I wrote this essay while I was planning my course in Qualitative Research. I share it with my students on Day 1 to introduce how messy research can be.

Good Qualitative Research: Everything Everywhere All at Once

Brenda Gambol

November 27, 2024

I have trouble retaining information – because of that, I struggled in the natural sciences. But I can tell you one thing that I remember: the scientific method.

I saw this what seemed to be ubiquitous poster: At the top, there’d be the title, “Scientific Method.” Immediately below: Purpose, Research, Hypothesis, Experiment, Analysis, Conclusion.

The spirit of this poster followed me throughout my K-12 education.

When I started to do qualitative research, the linearity of how I learned the scientific process was no longer helpful. I took a course in graduate school, Qualitative Research in Sociology, taught by Robert Courtney Smith, a prominent immigration scholar. The first week we shared what our research interests were. The second week, we were reading course readings and turning in field notes. The third week, we were expected to begin interviewing. While doing all this, we started the IRB process. And by the end of the semester, we were required to produce a 25-30 page empirical paper. What this meant was that we had to go through the entire scientific method and coherently write up our findings within 15 weeks.

That’s a lot. Considering you can take a whole semester, a year for some, to develop a research proposal.

And it was a lot. But I sure did learn a lot.

I take Smith’s approach now in my research. And I believe, because of this approach, I’ve been able to produce rich, robust, engaging works because of it.

I argue that good qualitative research (and any kind of research really) is provocative, compelling, and complex. This is especially true for qualitative research when you’re trying your best to document and analyze the realities of human beings.

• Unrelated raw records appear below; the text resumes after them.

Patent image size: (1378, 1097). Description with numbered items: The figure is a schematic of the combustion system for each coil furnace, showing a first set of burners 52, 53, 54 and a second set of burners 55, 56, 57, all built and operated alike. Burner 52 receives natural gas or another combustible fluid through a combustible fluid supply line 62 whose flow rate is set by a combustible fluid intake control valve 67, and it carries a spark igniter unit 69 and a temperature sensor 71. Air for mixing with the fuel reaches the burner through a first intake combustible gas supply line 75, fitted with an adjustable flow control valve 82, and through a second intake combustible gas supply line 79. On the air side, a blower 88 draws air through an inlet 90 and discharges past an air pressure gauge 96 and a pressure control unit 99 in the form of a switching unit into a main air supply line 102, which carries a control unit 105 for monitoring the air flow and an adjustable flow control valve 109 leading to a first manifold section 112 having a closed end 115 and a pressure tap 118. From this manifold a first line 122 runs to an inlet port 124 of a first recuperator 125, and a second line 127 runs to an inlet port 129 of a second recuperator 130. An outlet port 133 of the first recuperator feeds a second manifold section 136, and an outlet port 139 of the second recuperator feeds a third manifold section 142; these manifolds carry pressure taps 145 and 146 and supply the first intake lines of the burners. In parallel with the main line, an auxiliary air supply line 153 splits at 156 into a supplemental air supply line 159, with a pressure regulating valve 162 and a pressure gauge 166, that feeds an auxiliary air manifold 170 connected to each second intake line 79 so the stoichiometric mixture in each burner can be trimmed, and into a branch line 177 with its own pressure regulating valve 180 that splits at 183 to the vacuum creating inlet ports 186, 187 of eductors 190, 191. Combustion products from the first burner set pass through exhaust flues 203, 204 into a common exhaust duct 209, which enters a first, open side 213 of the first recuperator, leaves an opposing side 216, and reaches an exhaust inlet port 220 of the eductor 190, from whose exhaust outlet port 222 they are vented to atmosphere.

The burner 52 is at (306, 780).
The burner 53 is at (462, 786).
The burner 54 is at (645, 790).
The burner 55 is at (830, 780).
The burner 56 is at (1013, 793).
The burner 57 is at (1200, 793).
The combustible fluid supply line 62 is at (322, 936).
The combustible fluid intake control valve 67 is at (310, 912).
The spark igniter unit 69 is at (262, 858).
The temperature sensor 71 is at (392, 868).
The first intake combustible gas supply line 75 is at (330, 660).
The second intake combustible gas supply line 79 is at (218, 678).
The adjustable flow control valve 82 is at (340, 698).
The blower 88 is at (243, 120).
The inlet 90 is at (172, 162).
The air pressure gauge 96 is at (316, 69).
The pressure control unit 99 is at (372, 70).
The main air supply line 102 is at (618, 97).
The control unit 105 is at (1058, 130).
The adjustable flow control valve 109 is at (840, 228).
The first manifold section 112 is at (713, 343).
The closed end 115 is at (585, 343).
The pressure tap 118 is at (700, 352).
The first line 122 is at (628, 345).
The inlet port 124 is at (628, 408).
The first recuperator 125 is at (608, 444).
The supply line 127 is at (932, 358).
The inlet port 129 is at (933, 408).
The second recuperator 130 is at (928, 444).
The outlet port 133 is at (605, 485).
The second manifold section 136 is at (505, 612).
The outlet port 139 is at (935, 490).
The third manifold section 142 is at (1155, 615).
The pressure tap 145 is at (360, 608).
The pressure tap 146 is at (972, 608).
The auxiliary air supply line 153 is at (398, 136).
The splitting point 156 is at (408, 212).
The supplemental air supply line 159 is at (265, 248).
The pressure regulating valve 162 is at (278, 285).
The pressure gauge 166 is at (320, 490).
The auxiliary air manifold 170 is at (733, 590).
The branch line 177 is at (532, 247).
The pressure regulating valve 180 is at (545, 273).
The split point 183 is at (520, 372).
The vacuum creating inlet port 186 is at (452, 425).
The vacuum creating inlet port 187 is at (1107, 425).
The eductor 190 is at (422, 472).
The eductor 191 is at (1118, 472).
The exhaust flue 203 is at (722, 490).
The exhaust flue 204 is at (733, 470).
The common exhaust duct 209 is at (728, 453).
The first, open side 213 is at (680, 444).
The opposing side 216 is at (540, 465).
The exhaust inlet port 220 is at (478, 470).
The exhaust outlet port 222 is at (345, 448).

Good qualitative research should be moving, should draw the reader in mind and spirit into the lives of the people that have shared willingly what their dreams, insecurities, and challenges are. Doing good work is the least researchers can do given how much people share with us. And, doing good work—if you want to think of it in a scientific way—makes the data more reliable. By doing your best to gather what people’s lives are like and capture them in your finished product makes what you wrote more trustworthy.

Some works that come to mind when I think of good qualitative research includes Anthony Ocampo’s Brown and Gay in L.A., Pallavi Banjerjee’s The Opportunity Trap, The Package Deal by Nicholas W. Townsend, and Annette Lareau’s seminal work, Unequal Childhoods. The three former books I love for how they impressively illustrate the emotional depth of their respondents. The latter for me is a model that demonstrates how to paint the contexts participants are embedded in.

I believe that to come even close to what these scholars have accomplished requires an “all-in” attitude. All-in means being in all the steps of the scientific process all the time. Perhaps one “step” will make more sense now. And in the near future, a different step. The point is that we should be open to being at any step while we collect data, analyze, and write.

When I talk about the qualitative research process, I often think of the film, Everything Everywhere All at Once. All the steps of the qualitative process are happening at one time, like in parallel universes. Doing the work is very confusing and often unwieldy but that’s ok. Because, as my good friend and colleague Dr. Rebecca Karam once told me, “meaning comes in the end.”

So when we do qualitative research, don’t be afraid. Be open to being confused, discombobulated, and off-balance. Because if you do all the things, everything, everywhere all at once, you’re doing good work. And if you do good work, meaning will come to you in the end.